Olá camaradas, companheiros combatentes.
Obrigado pelos vossos simpáticos comentários.
Paulo, quando acontecer uma futura publicação, sem dúvida, que aceitarei do coração a tua gentil oferta, para mais na vila, de onde pertencia o vale do Ninho d'Águia, onde nasci.
JD, a tua aventura da avioneta, é muito mais excitante do que a minha, éramos jovens, mas eu ainda hoje lembro, e era como tu dizes, as árvores a aproximarem-se, e a serem cada vez maiores!.
Luis, o Pardal, se hoje pilotasse uma aeronave como aquela avioneta, concerteza que era seleccionado para fazer parte do grupo de pilotos especiais da NASA!. Uns anos atrás fui com o meu filho pescar ao Alasca, e o piloto que nos levou desde Anchorage, a um lugar quase deserto, ao norte de Fairbanks, apesar de ter uma aeronave bastante melhor, era um amador, comparado com o Pardal!.

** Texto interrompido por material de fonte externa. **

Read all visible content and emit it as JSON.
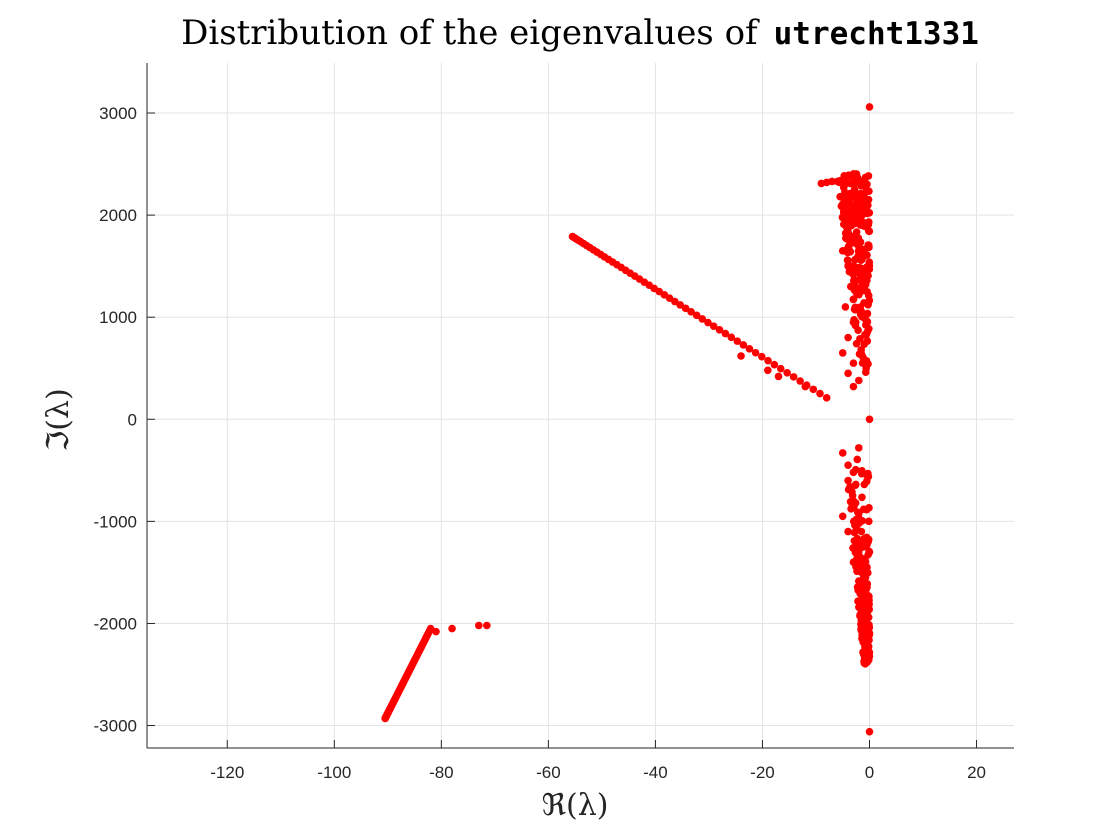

Um forte abraço, Tony Borie.

Rogerio Cardoso disse...

Amigo Tony
Certa vez, estando eu em Mansôa e precisando de regressar a Bissorã, o Com.Brancamp Sobral virou-se para mim dizendo: Ó Cardoso, eu como tenho que ir a Bissorã, delinear uma operação, vens comigo no transporte aéreo, o que eu agradeci. Quando cheguei á pista e verifiquei qual era o transporte, tremi um pouco, pois não achava piada morrer ingloriamente, é que a avioneta era uma Auster, pilotada por um Sarg.Ajud. de elevada estatura, que teriamos de acrecentar o Com., homem como tu sabes de elevadissima altura e peso, e eu com o equipamento bélico e um saco de bagagem. Mal cabiamos no exiguo espaço, então o homem fez-se á pista, subiu, as árvores cada vez mais perto, e lá passámos uma razante. A meio caminho, o Com. diz para o piloto, então isto não sobe mais, o que ele respondeu, isto não dá mais com o peso que tem, e eu á "rasca", até que apareceu a tão desejada Bissorã.
Este piloto é hoje instrutor no aerodromo de Tires, e foi instrutor do meu filho, quando tirou o brevet. Eu reconheci-o e falando nesta história, ele lembrava-se perfeitamente
Um abraço Tony e parabens pelos excelentes artigos e desenhos.